The call graph is actually a directed multigraph—directed because the two ends of a call can be distinguished as originator and receiver, a multigraph because a pair of telephones can exchange more than one call in a day. For ease of analysis, these aspects of the graph are sometimes ignored: Sets of multiple edges are collapsed into a single edge, and the graph is treated as if it were undirected. (The graph also has some 255 self-loops, which I find rather puzzling. I seldom call myself, and it's never long-distance.)
The first challenge in studying the call graph is that you can't swallow it whole. Even though the analysis was done on a computer with six gigabytes of main memory, the full graph would not fit. Under these conditions most algorithms are ruinously inefficient, because pieces of the graph have to be repeatedly shuttled between memory and disk storage. The call graph has therefore become a test-bed for algorithms designed to run quickly on data held in external storage.
What did Abello, Pardalos and Resende learn about the call graph? It is not a connected graph but has 3.7 million separate components, most of them tiny; three-fourths of the components are pairs of telephones that called only each other. Yet the call graph also has one giant connected component, with 44,989,297 vertices, or more than 80 percent of the total. The emergence of a giant component is characteristic of Erdos-Rényi random graphs, but the pattern of connections in the call graph is surely not random. Some models that might describe it will be taken up in Part II of this article, to appear in the March–April issue.

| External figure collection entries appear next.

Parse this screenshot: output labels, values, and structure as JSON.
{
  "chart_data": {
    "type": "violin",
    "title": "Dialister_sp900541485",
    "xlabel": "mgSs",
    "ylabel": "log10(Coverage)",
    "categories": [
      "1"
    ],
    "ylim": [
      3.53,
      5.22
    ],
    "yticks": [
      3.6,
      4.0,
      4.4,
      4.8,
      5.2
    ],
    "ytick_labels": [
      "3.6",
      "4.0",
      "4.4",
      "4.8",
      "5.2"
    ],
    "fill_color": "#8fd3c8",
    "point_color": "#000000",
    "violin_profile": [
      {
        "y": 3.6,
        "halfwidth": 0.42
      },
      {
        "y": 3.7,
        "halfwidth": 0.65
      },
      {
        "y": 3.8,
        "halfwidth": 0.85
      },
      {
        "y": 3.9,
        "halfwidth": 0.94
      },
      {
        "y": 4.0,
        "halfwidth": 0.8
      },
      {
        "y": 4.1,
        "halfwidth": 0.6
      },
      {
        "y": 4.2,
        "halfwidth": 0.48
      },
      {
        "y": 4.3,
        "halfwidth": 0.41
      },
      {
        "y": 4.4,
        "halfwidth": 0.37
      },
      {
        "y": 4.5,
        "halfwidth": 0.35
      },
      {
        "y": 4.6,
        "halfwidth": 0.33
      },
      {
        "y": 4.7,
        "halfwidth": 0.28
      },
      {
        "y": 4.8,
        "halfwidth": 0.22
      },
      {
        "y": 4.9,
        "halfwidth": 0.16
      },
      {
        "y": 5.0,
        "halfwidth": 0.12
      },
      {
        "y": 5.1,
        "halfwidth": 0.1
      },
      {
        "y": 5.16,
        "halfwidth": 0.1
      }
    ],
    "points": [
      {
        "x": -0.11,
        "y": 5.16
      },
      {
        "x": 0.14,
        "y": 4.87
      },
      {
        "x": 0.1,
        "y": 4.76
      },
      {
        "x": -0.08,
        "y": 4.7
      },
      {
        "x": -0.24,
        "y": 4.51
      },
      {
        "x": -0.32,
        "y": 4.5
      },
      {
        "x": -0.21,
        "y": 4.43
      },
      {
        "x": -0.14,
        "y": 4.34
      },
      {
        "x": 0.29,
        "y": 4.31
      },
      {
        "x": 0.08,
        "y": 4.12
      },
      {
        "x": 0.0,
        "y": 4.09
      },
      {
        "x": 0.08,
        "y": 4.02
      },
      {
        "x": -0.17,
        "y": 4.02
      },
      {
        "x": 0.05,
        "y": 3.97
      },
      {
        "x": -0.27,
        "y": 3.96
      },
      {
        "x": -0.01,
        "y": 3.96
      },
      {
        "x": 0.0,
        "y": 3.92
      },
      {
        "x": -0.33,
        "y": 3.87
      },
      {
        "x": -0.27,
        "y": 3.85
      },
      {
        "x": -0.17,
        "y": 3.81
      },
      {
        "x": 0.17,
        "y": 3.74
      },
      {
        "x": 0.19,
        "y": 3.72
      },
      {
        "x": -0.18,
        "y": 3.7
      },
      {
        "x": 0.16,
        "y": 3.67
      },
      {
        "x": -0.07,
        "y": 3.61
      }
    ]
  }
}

Abello and his colleagues went hunting within the call graph for structures called cliques, or complete graphs. They are graphs in which every vertex is joined by an edge to every other vertex. Identifying the largest such structure—the maxclique—is computationally difficult even in a graph of moderate size. In the call graph, the only feasible strategy is a probabilistic search that finds large cliques without proving them maximal. Abello et al. found cliques of size 30, which are almost surely the largest. Remarkably, there are more than 14,000 of these 30-member cliques. Each clique represents a distinct group of 30 individuals in which everyone talked with everyone else at least once in the course of a day.